The story is beautiful - and tender. And wide-ranging. It deals with blindness (on multiple levels), World War II, a small girl blind whose mother died in childbirth and whose father teaches her to explore and see in a way few of us can, a small boy (an orphan) who is an electronics savant - their separate childhoods, adolescence, meeting - and so much more. The reader isn't bad, but his pronunciation of French words, cities, areas is bad and distracting if you speak fluent French . Overall he was good, I just wish someone had tutored him a bit or he had sought out someone to help him hear better the language.
Note to self - don't buy anything by Lincoln Child and Douglas Preston or read by Scott Brick. The combination is lethal.
We've all read about the Kamikaze pilots to navy ships around Okinawa but not that many about the navy seamen experienced the horror. There's been a lot written about WWII in Europe and the horrors, but fewer about the war around Japan. W.E.B. Griffin does to some extent but his books focus on personalities and their lives. This book gets more into the nitty gritty and yet gives flesh to the characters. PT Deutermann is good - I've listened to others of his on Audible. This is the first truly historical fiction book of his I've seen. Dick Hill is good as aways. He's an artist in his readings.
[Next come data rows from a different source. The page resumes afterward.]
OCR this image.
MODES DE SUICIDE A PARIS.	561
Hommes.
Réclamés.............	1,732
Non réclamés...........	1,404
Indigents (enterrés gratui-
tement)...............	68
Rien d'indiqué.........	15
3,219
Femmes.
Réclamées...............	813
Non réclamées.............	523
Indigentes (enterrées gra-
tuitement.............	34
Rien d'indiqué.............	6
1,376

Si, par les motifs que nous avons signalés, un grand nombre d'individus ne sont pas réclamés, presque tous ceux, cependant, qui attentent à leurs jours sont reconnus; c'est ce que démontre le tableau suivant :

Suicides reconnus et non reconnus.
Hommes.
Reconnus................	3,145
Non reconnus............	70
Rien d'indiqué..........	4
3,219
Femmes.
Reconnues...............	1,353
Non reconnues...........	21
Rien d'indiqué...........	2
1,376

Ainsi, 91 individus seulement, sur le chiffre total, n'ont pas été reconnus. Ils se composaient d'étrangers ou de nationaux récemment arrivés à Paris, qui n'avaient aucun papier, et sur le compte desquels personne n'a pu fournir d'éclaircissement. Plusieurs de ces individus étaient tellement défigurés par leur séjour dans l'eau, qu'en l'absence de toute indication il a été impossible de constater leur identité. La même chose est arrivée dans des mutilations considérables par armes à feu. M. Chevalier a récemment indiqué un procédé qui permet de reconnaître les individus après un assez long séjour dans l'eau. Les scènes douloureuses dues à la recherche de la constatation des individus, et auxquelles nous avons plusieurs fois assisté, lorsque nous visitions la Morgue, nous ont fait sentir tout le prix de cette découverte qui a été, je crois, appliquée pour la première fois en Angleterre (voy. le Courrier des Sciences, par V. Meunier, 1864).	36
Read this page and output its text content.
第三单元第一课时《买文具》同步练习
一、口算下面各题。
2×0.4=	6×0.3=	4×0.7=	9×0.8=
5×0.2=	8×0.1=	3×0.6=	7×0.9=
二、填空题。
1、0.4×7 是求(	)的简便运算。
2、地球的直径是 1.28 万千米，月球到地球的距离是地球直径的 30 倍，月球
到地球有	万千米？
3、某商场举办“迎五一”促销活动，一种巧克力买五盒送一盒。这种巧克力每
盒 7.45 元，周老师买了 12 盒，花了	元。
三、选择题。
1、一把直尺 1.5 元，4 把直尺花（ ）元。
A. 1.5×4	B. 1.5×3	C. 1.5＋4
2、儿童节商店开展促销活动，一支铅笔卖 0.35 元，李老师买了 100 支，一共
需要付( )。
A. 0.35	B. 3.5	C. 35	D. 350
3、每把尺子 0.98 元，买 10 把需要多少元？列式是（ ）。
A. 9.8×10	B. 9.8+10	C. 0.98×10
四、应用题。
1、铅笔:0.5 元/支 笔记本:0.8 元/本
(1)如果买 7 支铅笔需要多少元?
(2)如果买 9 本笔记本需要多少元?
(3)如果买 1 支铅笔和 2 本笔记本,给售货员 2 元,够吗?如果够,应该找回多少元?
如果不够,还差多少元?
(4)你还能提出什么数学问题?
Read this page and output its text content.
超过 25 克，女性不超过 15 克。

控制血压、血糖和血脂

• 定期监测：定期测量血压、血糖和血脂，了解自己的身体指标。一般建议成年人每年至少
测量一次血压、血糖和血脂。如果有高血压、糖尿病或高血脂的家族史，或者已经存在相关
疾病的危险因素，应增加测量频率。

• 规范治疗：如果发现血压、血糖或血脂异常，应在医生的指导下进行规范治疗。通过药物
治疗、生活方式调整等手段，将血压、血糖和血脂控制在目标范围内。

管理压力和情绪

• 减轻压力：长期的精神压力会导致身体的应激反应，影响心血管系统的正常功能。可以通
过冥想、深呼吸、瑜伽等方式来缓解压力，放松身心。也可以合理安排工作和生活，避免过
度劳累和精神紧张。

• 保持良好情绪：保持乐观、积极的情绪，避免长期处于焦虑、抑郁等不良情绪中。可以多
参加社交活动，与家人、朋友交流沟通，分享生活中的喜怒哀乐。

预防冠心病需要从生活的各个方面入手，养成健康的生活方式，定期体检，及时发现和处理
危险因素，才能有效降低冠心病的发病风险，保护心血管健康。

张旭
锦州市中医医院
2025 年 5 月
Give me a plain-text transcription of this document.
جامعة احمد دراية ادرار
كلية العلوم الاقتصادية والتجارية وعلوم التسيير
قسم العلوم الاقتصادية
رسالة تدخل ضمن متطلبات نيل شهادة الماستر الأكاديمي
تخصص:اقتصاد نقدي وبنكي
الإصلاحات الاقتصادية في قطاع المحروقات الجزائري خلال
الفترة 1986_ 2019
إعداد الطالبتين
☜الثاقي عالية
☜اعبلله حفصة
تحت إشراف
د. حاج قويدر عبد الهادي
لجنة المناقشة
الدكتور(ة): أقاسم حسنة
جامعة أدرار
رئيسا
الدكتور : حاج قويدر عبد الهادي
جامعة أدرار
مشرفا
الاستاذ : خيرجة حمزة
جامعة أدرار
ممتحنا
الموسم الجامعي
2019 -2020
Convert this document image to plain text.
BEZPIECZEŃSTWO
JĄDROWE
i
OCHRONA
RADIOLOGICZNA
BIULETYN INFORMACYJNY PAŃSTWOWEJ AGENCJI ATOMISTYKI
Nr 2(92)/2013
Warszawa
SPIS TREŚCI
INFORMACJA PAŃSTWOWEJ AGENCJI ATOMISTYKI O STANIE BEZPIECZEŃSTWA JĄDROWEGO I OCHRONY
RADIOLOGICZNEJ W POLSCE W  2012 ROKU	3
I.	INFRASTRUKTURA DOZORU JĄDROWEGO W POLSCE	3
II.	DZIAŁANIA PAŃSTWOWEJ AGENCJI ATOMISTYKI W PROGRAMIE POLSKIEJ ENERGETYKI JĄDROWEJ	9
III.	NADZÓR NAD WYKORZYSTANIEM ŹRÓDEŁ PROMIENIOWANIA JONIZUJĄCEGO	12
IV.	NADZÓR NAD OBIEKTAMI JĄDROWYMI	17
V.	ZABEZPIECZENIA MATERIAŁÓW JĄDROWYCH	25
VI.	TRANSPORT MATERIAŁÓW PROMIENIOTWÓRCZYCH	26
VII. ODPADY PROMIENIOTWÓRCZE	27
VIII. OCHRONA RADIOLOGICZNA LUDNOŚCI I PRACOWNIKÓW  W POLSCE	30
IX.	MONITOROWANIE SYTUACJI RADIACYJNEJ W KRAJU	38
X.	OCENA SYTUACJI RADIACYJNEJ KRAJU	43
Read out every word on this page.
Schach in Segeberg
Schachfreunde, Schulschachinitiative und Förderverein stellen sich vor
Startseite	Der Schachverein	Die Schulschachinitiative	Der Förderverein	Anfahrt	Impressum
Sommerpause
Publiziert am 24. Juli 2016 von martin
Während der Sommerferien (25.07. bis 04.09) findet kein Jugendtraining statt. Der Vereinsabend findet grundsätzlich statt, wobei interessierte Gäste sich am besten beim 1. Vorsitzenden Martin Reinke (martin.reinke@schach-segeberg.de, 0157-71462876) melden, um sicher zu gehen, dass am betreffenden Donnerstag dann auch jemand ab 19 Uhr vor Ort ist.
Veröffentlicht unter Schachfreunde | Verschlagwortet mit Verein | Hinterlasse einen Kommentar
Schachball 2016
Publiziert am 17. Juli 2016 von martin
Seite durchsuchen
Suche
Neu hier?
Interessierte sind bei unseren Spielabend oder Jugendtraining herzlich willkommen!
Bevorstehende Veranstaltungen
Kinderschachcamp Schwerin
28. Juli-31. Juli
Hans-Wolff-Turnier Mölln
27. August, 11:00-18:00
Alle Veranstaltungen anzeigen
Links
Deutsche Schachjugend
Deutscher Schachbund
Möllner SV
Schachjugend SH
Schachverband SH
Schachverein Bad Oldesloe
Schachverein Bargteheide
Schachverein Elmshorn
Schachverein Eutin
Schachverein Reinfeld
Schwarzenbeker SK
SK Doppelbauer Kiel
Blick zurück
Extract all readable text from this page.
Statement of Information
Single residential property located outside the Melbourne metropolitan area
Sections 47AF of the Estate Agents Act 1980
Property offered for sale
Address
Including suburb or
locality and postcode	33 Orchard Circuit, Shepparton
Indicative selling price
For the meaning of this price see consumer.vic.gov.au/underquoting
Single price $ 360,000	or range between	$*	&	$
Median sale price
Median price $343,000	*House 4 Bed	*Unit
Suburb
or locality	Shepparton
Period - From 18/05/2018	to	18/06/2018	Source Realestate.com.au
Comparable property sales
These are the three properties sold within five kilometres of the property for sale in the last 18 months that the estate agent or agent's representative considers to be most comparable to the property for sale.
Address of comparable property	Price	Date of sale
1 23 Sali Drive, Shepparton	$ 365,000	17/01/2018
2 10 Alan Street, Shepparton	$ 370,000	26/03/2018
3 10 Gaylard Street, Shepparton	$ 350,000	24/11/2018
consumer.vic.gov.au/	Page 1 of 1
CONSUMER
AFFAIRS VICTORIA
Do a web search on him - lots awards. The book is good, will hold your attention and feed historical gaps.
The narrator almost ruined the book for me but once I got to the second part, the story took over and I heard him much less and fully entered the reality of the novel. I hadn't read Connelly in awhile. This book (IMHO) is one of his best. it's very current - from racial tensions in urban American cities (I write this as Ferguson Missouri is still a tinderbox), to family dynamics, politics, police department dynamics. I can't say too much without disclosing the story line that deserves to unfold as Connelly intended, but I recommend this book. Just don't let the narrator's stentorian tones and "intensity" discourage you. Forge on - eventually you'll be able to ignore him. It's not a happy book but it's real and substantive..
Reacher as he always is, but with more dimension. He reaches out to a woman who has taken over a division where he used to be the commander. Their both in a "rouch position" but Reacher is so sure of his actions and of this woman's that they ally and escape and then investigate brilliantly what is gong on. Dick Hill is great as always and the book is just plain fun (the usual violence but somehow less dominant on the theme).
Book is great - Nathan is a similar character to John Welles in the Berenson books, or Lee Child's Jack Reacher - in addition he has a complex character that I rapidly grew to like in the script. Other characters are also given complexity. The story is suspenseful and plausible (most of it) I'm pleased to find this series as I've listened to others where I've exhausted the titles. Dick Hill is one of my most favorite narrators.